Title: Tortall: A Spys’s Guide
Author: Tamora Pierce
Series: Tortall Companion
Rating Out of 5: 5 (I will read this again and again and again)
My Bookshelves: Easy reading, Medieval fantasy, Strong women
Publisher: Random House
5th sentence, 74th page: Two days later, before a crowd of citizens, she ascended the higest tower of the palace, spoke of the king’s inhumanity to his people, and leaped to her death.
Do you remember the room next to my office? You told me it was a danger of fire with all the crates of old papers I stored in there. I’ve been cleaning it out – and reading wome of what’s in those crates. Strange to find so many reminders of how it was in those first days, when King Jonathon and Queen Thayet were deciding how they should rule and your grandfather Myles, Evin Larse, and I were thrashing out the beginnings of the Shadow Service. I’ve even found papers from Daine, Numair and Neal in the lot. Should I save the lessons you boys and your sister wrote, to show your children one day?
Your mother and I look forward to seeing you for the Midwinter Festival and hearing about your mage studies.
Your loving father,
I love the world of Tortall. I have done since my mum first gave me First Test when I was ten years old. So, finding out that the latest book on Tortall is just as good, if not better than expected…? Well, it was a fantastic way to spend the afternoon. And it was definitely over much too quickly. Starting with George’s letter to Thom to place the stories to follow into context. It also gives a tantalising hint as to what the future holds for these amazing characters.
Unlike the rest of the books that I’ve laid hands on by Tamora Pierce, this one isn’t really a story. Rather, it’s all of the little bits and pieces that have been used to create the world that many of us know and love. It features profiles, letters and snippets that give shape and form to what happens between the stories. Even the ways in which the royal family’s spouses were originally received at the outset of their reigns.

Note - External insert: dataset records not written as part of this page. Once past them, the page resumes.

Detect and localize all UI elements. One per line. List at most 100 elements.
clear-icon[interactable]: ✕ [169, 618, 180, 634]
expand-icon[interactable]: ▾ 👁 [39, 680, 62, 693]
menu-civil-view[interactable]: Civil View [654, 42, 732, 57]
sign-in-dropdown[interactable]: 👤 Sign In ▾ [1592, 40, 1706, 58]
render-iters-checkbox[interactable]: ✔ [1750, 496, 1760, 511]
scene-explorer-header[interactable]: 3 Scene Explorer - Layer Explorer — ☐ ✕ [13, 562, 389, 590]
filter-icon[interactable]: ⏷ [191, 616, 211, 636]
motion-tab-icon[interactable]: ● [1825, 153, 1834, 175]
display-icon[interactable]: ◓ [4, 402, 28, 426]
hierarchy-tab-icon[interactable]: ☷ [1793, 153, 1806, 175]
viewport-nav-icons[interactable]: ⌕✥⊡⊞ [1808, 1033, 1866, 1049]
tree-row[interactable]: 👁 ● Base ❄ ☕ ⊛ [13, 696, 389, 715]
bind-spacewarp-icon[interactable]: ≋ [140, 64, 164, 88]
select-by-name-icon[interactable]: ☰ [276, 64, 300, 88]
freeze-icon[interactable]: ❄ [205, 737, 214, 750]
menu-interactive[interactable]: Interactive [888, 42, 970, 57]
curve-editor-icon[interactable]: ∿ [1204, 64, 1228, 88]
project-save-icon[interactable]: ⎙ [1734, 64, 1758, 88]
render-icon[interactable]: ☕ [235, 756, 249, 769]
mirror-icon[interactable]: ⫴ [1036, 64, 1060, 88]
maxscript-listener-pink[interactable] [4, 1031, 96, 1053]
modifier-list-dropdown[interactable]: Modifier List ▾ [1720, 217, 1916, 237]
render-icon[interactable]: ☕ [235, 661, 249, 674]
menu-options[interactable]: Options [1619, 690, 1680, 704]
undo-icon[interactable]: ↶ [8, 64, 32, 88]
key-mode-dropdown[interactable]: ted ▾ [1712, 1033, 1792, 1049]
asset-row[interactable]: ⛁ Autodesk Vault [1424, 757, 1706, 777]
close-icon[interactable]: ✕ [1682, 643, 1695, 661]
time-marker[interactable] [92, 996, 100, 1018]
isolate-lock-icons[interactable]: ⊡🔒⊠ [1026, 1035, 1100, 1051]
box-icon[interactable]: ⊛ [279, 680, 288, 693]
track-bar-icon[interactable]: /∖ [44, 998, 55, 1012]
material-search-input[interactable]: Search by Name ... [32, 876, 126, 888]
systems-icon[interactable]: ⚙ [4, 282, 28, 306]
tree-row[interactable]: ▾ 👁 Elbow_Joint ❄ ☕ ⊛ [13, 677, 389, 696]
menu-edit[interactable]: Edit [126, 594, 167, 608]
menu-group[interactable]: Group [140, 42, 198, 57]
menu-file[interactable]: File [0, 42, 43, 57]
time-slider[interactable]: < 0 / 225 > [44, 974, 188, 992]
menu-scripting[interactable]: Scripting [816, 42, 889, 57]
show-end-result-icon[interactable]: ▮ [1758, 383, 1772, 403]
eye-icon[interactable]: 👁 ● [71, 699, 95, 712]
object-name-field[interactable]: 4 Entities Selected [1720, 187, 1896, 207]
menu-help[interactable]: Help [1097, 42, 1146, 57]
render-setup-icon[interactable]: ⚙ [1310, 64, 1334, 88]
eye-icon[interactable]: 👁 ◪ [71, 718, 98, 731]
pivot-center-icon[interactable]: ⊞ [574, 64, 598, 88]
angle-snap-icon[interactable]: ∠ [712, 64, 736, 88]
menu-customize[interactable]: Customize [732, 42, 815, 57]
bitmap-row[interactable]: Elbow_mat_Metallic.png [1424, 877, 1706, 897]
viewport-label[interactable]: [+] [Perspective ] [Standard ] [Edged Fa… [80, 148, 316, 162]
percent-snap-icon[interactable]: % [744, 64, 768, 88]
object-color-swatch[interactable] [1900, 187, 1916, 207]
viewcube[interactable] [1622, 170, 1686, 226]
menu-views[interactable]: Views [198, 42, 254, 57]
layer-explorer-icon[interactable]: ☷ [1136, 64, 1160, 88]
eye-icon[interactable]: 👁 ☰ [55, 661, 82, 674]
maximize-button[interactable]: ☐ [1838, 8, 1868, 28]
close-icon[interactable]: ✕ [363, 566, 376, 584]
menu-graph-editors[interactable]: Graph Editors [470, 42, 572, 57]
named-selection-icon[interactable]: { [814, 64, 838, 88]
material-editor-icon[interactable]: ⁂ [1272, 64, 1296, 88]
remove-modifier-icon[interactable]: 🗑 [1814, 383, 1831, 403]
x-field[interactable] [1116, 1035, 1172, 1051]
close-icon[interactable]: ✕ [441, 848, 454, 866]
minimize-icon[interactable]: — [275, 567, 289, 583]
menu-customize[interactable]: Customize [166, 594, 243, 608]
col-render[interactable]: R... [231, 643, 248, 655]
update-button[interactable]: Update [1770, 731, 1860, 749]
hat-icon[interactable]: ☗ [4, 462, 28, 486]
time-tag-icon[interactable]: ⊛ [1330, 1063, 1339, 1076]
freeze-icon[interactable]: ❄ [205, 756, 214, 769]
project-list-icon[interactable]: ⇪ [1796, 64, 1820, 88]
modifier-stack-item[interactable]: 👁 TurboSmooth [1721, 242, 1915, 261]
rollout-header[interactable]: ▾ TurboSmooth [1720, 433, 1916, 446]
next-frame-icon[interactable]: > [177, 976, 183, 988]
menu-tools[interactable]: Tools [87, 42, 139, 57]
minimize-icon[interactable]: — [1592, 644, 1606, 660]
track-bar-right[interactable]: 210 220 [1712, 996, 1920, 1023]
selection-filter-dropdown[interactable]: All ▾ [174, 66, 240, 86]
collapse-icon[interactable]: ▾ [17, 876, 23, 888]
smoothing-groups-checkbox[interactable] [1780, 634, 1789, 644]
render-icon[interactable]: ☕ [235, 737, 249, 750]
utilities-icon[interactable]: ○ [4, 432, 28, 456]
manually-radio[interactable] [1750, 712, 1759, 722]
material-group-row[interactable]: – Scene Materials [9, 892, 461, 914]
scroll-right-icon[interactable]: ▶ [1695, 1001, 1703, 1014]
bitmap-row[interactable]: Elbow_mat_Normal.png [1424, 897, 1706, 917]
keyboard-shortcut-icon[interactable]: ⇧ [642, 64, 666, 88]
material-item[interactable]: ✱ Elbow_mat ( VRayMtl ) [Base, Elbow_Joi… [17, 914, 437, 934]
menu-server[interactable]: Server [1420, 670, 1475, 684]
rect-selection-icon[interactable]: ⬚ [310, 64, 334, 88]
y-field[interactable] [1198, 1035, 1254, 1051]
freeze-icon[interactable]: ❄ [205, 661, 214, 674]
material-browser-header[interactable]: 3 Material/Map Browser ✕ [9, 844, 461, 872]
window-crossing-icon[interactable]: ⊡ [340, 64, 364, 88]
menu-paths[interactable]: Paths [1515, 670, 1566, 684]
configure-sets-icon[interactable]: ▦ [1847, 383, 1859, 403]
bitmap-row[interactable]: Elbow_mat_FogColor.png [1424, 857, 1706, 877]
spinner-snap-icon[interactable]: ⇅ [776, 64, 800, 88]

I loved the visually engaging way in which this book was set out. After all, it wasn’t just a story, but rather a collection of snippets that make a world truly come to life. Different handwritings, backdrops to the words and images create a sense that this is a collection rather than a chronological storyline.
Something about this haphazard collection of tales and letters makes me think that every time I read it, I will find something else that adds an extra layer to the stories of Tortall. Something that I look forward to reading and experiencing again and again over many years.